Jane Walton Attic
We sometimes forget to stop and enjoy a meal at home with family and the pleasure of eating off good quality and unique dinnerware that was chosen to stand the test of time reflecting style, quality and the need for care and appreciation that came with table manners.
Attic is for my Grandmother who would be glad that I have unwrapped the dinner set she ordered in 1937 from Royal Doulton and have begun to use it once again and that it is not left it in a box in the attic or cupboard to be forgotten.
Gerry Wedd Cheers
I suppose I tried to make the cup and saucer as simply as possible yet still get across both the evidence of its making and a kind of elegant fragility I tend to associate with elderly women and the serving of tea.
The pieces were ‘pinched’ into form replete with finger whorls and decorated with motifs from the lymph system.
Naoko Coghlan Yukiyama
My inspiration for this design is the natural hot springs found in the snow covered Alps of Japan. The Shino glaze, which I have used on this piece, is one of my favourite glazes. Since coming to Australia three years ago, this glaze has established a special place in my work as it reminds me of the Japanese winter snow.
My hope is that this tea cup set will be used by someone to warm and enrich a moment of their winter in Melbourne.
Robyn Hosking High Tea at the Windsor
Rendered from porcelain but reworked from toys, my ceramic figures and sculptures revel in their duality. Looking like a hybrid between art, machine and toy they maintain a circus-like sense of amusement and curiosity for the viewer, all the while sending up societal norms.
Gentile etiquette, epitomised by high tea at the Windsor belongs to a different age. As hackneyed as it sounds, a Brave New World is upon us, stranger perhaps, than our imaginations can conceive of. Pets have become substitute children, dressed and pampered accordingly. Lapping afternoon tea from fine china would not even raise an eyebrow.
Zoe Baker Fractured Remembrance
Sometimes we drank tea from finest bone china. At other times we used tin mugs by a campfire with a rock or log for a saucer and a slab of fruitcake in the other hand.
My parents brought their Wedgewood china and their impeccable post-Victorian English manners with them when they emigrated in the 1960s, and transplanted them into the post-colonial Australian bush.

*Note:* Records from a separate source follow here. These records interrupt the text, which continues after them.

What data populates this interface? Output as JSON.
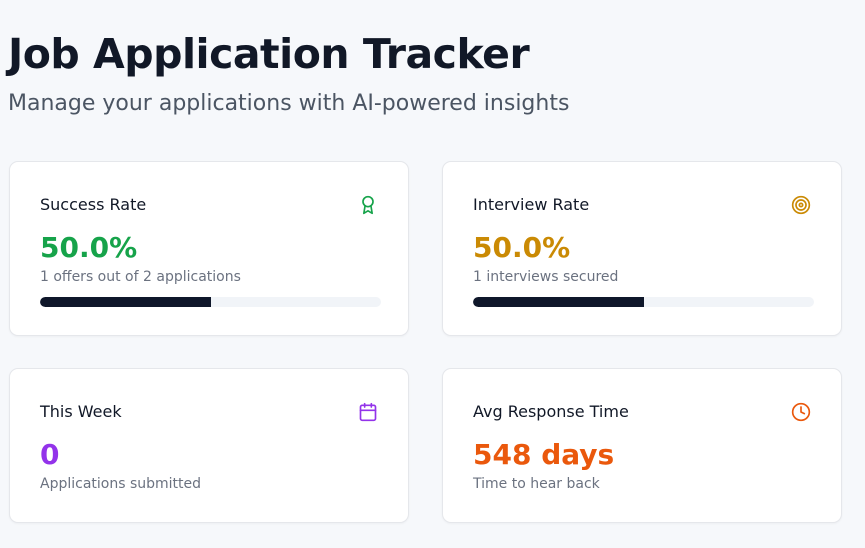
{
  "header": {
    "title": "Job Application Tracker",
    "subtitle": "Manage your applications with AI-powered insights"
  },
  "cards": [
    {
      "label": "Success Rate",
      "value": "50.0%",
      "sub": "1 offers out of 2 applications",
      "icon": "award-icon",
      "color": "#16a34a",
      "progress": 0.5
    },
    {
      "label": "Interview Rate",
      "value": "50.0%",
      "sub": "1 interviews secured",
      "icon": "target-icon",
      "color": "#ca8a04",
      "progress": 0.5
    },
    {
      "label": "This Week",
      "value": "0",
      "sub": "Applications submitted",
      "icon": "calendar-icon",
      "color": "#9333ea"
    },
    {
      "label": "Avg Response Time",
      "value": "548 days",
      "sub": "Time to hear back",
      "icon": "clock-icon",
      "color": "#ea580c"
    }
  ],
  "colors": {
    "progress_fill": "#0f172a",
    "progress_track": "#f1f4f8"
  }
}
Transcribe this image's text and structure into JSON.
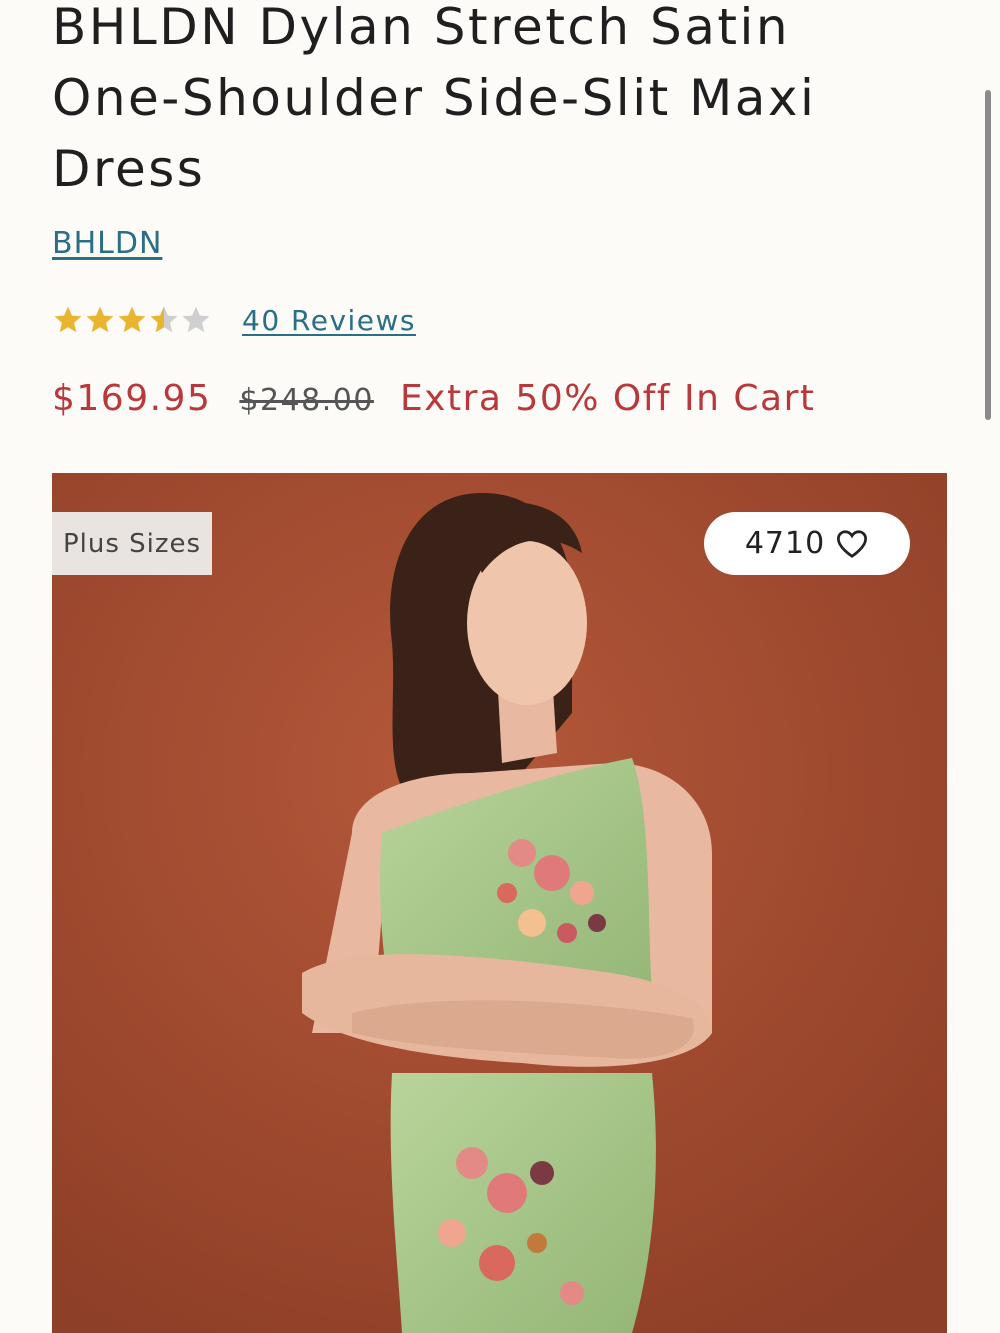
{
  "product": {
    "title": "BHLDN Dylan Stretch Satin One-Shoulder Side-Slit Maxi Dress",
    "brand": "BHLDN",
    "rating": 3.5,
    "rating_max": 5,
    "reviews_label": "40 Reviews",
    "sale_price": "$169.95",
    "original_price": "$248.00",
    "promo": "Extra 50% Off In Cart"
  },
  "image": {
    "badge": "Plus Sizes",
    "favorites_count": "4710",
    "favorite_icon": "heart-outline-icon"
  },
  "colors": {
    "link": "#2a6f86",
    "sale": "#b8383b",
    "star_filled": "#e8b52f",
    "star_empty": "#cfcfcf",
    "image_bg": "#a04a2f",
    "dress": "#a9c98a"
  }
}
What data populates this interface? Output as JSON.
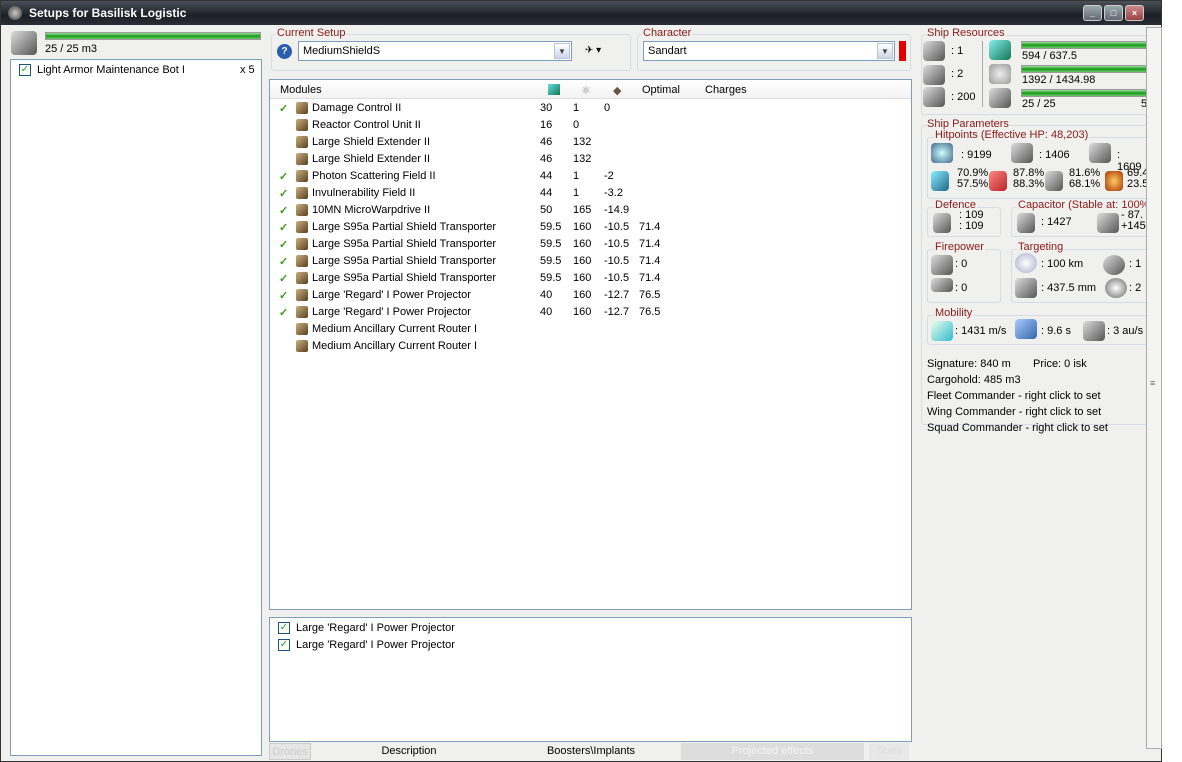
{
  "window": {
    "title": "Setups for Basilisk Logistic",
    "controls": [
      "_",
      "□",
      "×"
    ]
  },
  "drones": {
    "bay_fill": 1.0,
    "bay_text": "25 / 25 m3",
    "items": [
      {
        "name": "Light Armor Maintenance Bot I",
        "qty": "x 5",
        "checked": true
      }
    ]
  },
  "setup": {
    "label": "Current Setup",
    "value": "MediumShieldS",
    "help_icon": "question-icon",
    "ship_menu_icon": "ship-icon"
  },
  "character": {
    "label": "Character",
    "value": "Sandart",
    "status_color": "#e00000"
  },
  "modules": {
    "headers": [
      "Modules",
      "cpu-icon",
      "powergrid-icon",
      "capacitor-icon",
      "Optimal",
      "Charges"
    ],
    "rows": [
      {
        "active": true,
        "name": "Damage Control II",
        "cpu": "30",
        "pg": "1",
        "cap": "0",
        "optimal": ""
      },
      {
        "active": false,
        "name": "Reactor Control Unit II",
        "cpu": "16",
        "pg": "0",
        "cap": "",
        "optimal": ""
      },
      {
        "active": false,
        "name": "Large Shield Extender II",
        "cpu": "46",
        "pg": "132",
        "cap": "",
        "optimal": ""
      },
      {
        "active": false,
        "name": "Large Shield Extender II",
        "cpu": "46",
        "pg": "132",
        "cap": "",
        "optimal": ""
      },
      {
        "active": true,
        "name": "Photon Scattering Field II",
        "cpu": "44",
        "pg": "1",
        "cap": "-2",
        "optimal": ""
      },
      {
        "active": true,
        "name": "Invulnerability Field II",
        "cpu": "44",
        "pg": "1",
        "cap": "-3.2",
        "optimal": ""
      },
      {
        "active": true,
        "name": "10MN MicroWarpdrive II",
        "cpu": "50",
        "pg": "165",
        "cap": "-14.9",
        "optimal": ""
      },
      {
        "active": true,
        "name": "Large S95a Partial Shield Transporter",
        "cpu": "59.5",
        "pg": "160",
        "cap": "-10.5",
        "optimal": "71.4"
      },
      {
        "active": true,
        "name": "Large S95a Partial Shield Transporter",
        "cpu": "59.5",
        "pg": "160",
        "cap": "-10.5",
        "optimal": "71.4"
      },
      {
        "active": true,
        "name": "Large S95a Partial Shield Transporter",
        "cpu": "59.5",
        "pg": "160",
        "cap": "-10.5",
        "optimal": "71.4"
      },
      {
        "active": true,
        "name": "Large S95a Partial Shield Transporter",
        "cpu": "59.5",
        "pg": "160",
        "cap": "-10.5",
        "optimal": "71.4"
      },
      {
        "active": true,
        "name": "Large 'Regard' I Power Projector",
        "cpu": "40",
        "pg": "160",
        "cap": "-12.7",
        "optimal": "76.5"
      },
      {
        "active": true,
        "name": "Large 'Regard' I Power Projector",
        "cpu": "40",
        "pg": "160",
        "cap": "-12.7",
        "optimal": "76.5"
      },
      {
        "active": false,
        "name": "Medium Ancillary Current Router I",
        "cpu": "",
        "pg": "",
        "cap": "",
        "optimal": ""
      },
      {
        "active": false,
        "name": "Medium Ancillary Current Router I",
        "cpu": "",
        "pg": "",
        "cap": "",
        "optimal": ""
      }
    ]
  },
  "projected": [
    {
      "name": "Large 'Regard' I Power Projector",
      "checked": true
    },
    {
      "name": "Large 'Regard' I Power Projector",
      "checked": true
    }
  ],
  "tabs": [
    "Drones",
    "Description",
    "Boosters\\Implants",
    "Projected effects",
    "Stats"
  ],
  "resources": {
    "label": "Ship Resources",
    "turrets": ": 1",
    "launchers": ": 2",
    "calibration": ": 200",
    "cpu": {
      "text": "594 / 637.5",
      "fill": 0.93
    },
    "powergrid": {
      "text": "1392 / 1434.98",
      "fill": 0.97
    },
    "drone_bandwidth": {
      "text": "25 / 25",
      "fill": 1.0,
      "extra": "5"
    }
  },
  "params": {
    "label": "Ship Parameters",
    "hp_label": "Hitpoints (Effective HP: 48,203)",
    "shield": ": 9199",
    "armor": ": 1406",
    "structure": ": 1609",
    "resists": [
      [
        "70.9%",
        "57.5%"
      ],
      [
        "87.8%",
        "88.3%"
      ],
      [
        "81.6%",
        "68.1%"
      ],
      [
        "69.4%",
        "23.5%"
      ]
    ],
    "defence_label": "Defence",
    "defence": [
      ": 109",
      ": 109"
    ],
    "cap_label": "Capacitor (Stable at: 100%)",
    "cap_amount": ": 1427",
    "cap_delta": [
      "- 87.",
      "+145"
    ],
    "firepower_label": "Firepower",
    "turret_dps": ": 0",
    "missile_dps": ": 0",
    "targeting_label": "Targeting",
    "range": ": 100 km",
    "scan_res": ": 437.5 mm",
    "max_targets": ": 1",
    "sensor": ": 2",
    "mobility_label": "Mobility",
    "speed": ": 1431 m/s",
    "align": ": 9.6 s",
    "warp": ": 3 au/s"
  },
  "info": [
    "Signature: 840 m",
    "Price: 0 isk",
    "Cargohold: 485 m3",
    "Fleet Commander - right click to set",
    "Wing Commander - right click to set",
    "Squad Commander - right click to set"
  ]
}
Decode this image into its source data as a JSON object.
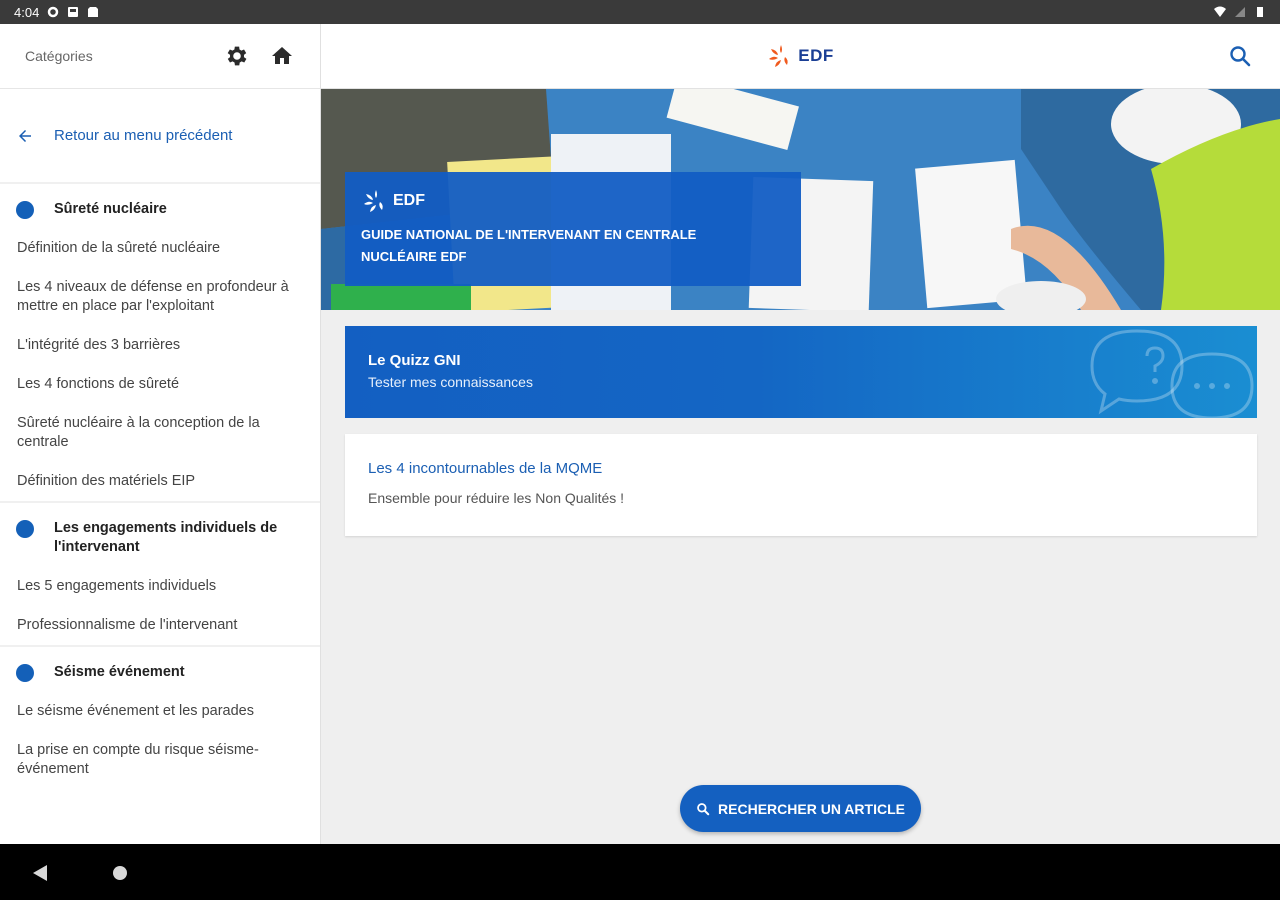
{
  "status_bar": {
    "time": "4:04"
  },
  "sidebar": {
    "header_label": "Catégories",
    "back_label": "Retour au menu précédent",
    "sections": [
      {
        "title": "Sûreté nucléaire",
        "items": [
          "Définition de la sûreté nucléaire",
          "Les 4 niveaux de défense en profondeur à mettre en place par l'exploitant",
          "L'intégrité des 3 barrières",
          "Les 4 fonctions de sûreté",
          "Sûreté nucléaire à la conception de la centrale",
          "Définition des matériels EIP"
        ]
      },
      {
        "title": "Les engagements individuels de l'intervenant",
        "items": [
          "Les 5 engagements individuels",
          "Professionnalisme de l'intervenant"
        ]
      },
      {
        "title": "Séisme événement",
        "items": [
          "Le séisme événement et les parades",
          "La prise en compte du risque séisme-événement"
        ]
      }
    ]
  },
  "topbar": {
    "logo_text": "EDF"
  },
  "hero": {
    "brand": "EDF",
    "title": "GUIDE NATIONAL DE L'INTERVENANT EN CENTRALE NUCLÉAIRE EDF"
  },
  "quiz": {
    "title": "Le Quizz GNI",
    "subtitle": "Tester mes connaissances"
  },
  "article": {
    "title": "Les 4 incontournables de la MQME",
    "description": "Ensemble pour réduire les Non Qualités !"
  },
  "search_article_button": "RECHERCHER UN ARTICLE",
  "colors": {
    "primary": "#1460c0",
    "link": "#1b5fb3",
    "brand_orange": "#f05a1e"
  }
}
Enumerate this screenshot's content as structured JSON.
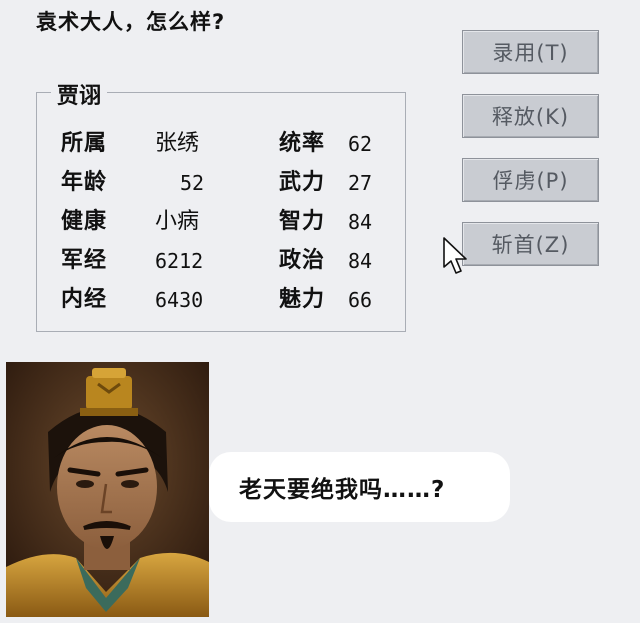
{
  "prompt": "袁术大人，怎么样?",
  "officer": {
    "name": "贾诩",
    "rows": [
      {
        "label": "所属",
        "value": "张绣",
        "stat_label": "统率",
        "stat_value": "62"
      },
      {
        "label": "年龄",
        "value": "52",
        "stat_label": "武力",
        "stat_value": "27"
      },
      {
        "label": "健康",
        "value": "小病",
        "stat_label": "智力",
        "stat_value": "84"
      },
      {
        "label": "军经",
        "value": "6212",
        "stat_label": "政治",
        "stat_value": "84"
      },
      {
        "label": "内经",
        "value": "6430",
        "stat_label": "魅力",
        "stat_value": "66"
      }
    ]
  },
  "buttons": {
    "recruit": "录用(T)",
    "release": "释放(K)",
    "capture": "俘虏(P)",
    "execute": "斩首(Z)"
  },
  "dialogue": "老天要绝我吗……?",
  "icons": {
    "cursor": "arrow-cursor-icon"
  },
  "colors": {
    "background": "#eeeff2",
    "button_face": "#c9ccd2",
    "button_text": "#555a62"
  }
}
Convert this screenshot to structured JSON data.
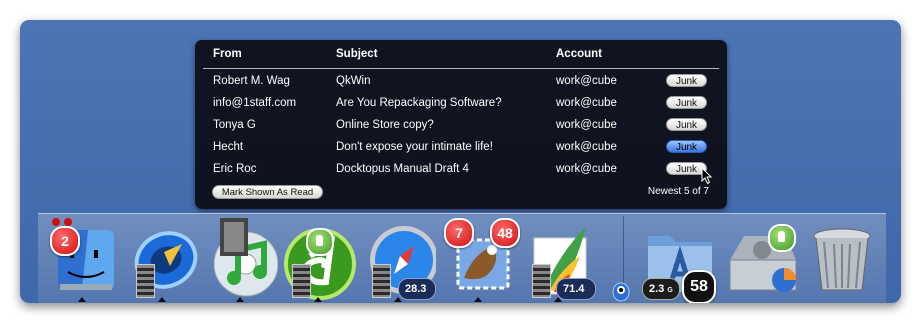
{
  "mail_popup": {
    "columns": {
      "from": "From",
      "subject": "Subject",
      "account": "Account"
    },
    "rows": [
      {
        "from": "Robert M. Wag",
        "subject": "QkWin",
        "account": "work@cube",
        "action": "Junk"
      },
      {
        "from": "info@1staff.com",
        "subject": "Are You Repackaging Software?",
        "account": "work@cube",
        "action": "Junk"
      },
      {
        "from": "Tonya G",
        "subject": "Online Store copy?",
        "account": "work@cube",
        "action": "Junk"
      },
      {
        "from": "Hecht",
        "subject": "Don't expose your intimate life!",
        "account": "work@cube",
        "action": "Junk"
      },
      {
        "from": "Eric Roc",
        "subject": "Docktopus Manual Draft 4",
        "account": "work@cube",
        "action": "Junk"
      }
    ],
    "mark_button": "Mark Shown As Read",
    "footer": "Newest 5 of 7"
  },
  "dock": {
    "items": [
      {
        "name": "finder",
        "badge": "2",
        "icon": "finder-icon"
      },
      {
        "name": "quicktime",
        "icon": "quicktime-icon"
      },
      {
        "name": "itunes",
        "icon": "itunes-icon"
      },
      {
        "name": "dreamweaver",
        "icon": "dreamweaver-icon"
      },
      {
        "name": "safari",
        "size_value": "28.3",
        "size_unit": "M",
        "icon": "safari-icon"
      },
      {
        "name": "mail",
        "badge_left": "7",
        "badge_right": "48",
        "icon": "mail-icon"
      },
      {
        "name": "image-viewer",
        "size_value": "71.4",
        "size_unit": "M",
        "icon": "paint-icon"
      },
      {
        "name": "applications-folder",
        "size_value": "2.3",
        "size_unit": "G",
        "count": "58",
        "icon": "folder-icon"
      },
      {
        "name": "hard-drive",
        "icon": "hard-drive-icon"
      },
      {
        "name": "trash",
        "icon": "trash-icon"
      }
    ]
  },
  "colors": {
    "window": "#4670b0",
    "popup": "#0c0e16",
    "badge_red": "#d10e0e",
    "junk_hot": "#3a78e0"
  }
}
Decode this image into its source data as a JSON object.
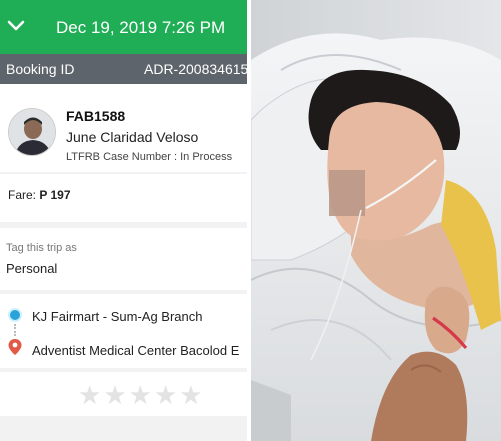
{
  "header": {
    "datetime": "Dec 19, 2019 7:26 PM",
    "collapse_icon": "chevron-down-icon"
  },
  "booking": {
    "label": "Booking ID",
    "id": "ADR-200834615"
  },
  "driver": {
    "plate": "FAB1588",
    "name": "June Claridad Veloso",
    "case_number": "LTFRB Case Number : In Process"
  },
  "fare": {
    "label": "Fare:",
    "amount": "P 197"
  },
  "tag": {
    "label": "Tag this trip as",
    "value": "Personal"
  },
  "route": {
    "pickup": "KJ Fairmart - Sum-Ag Branch",
    "dropoff": "Adventist Medical Center Bacolod E"
  },
  "rating": {
    "max_stars": 5,
    "current": 0
  },
  "colors": {
    "header_green": "#1fae55",
    "booking_bar": "#5e646b",
    "pickup_blue": "#2aa4d8",
    "dropoff_red": "#e05a47"
  }
}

They fell in love with the landscape, put down roots in mallee bushland, and brought us up in a house built from locally quarried stone. We sang madrigals and read Shakespeare, and we tramped through the bush in all weather.
We always had tea, and we always made it in a pot from loose leaves.
Even now, when friends come over, the first thing I do is put the kettle on for tea. But we hardly ever use saucers.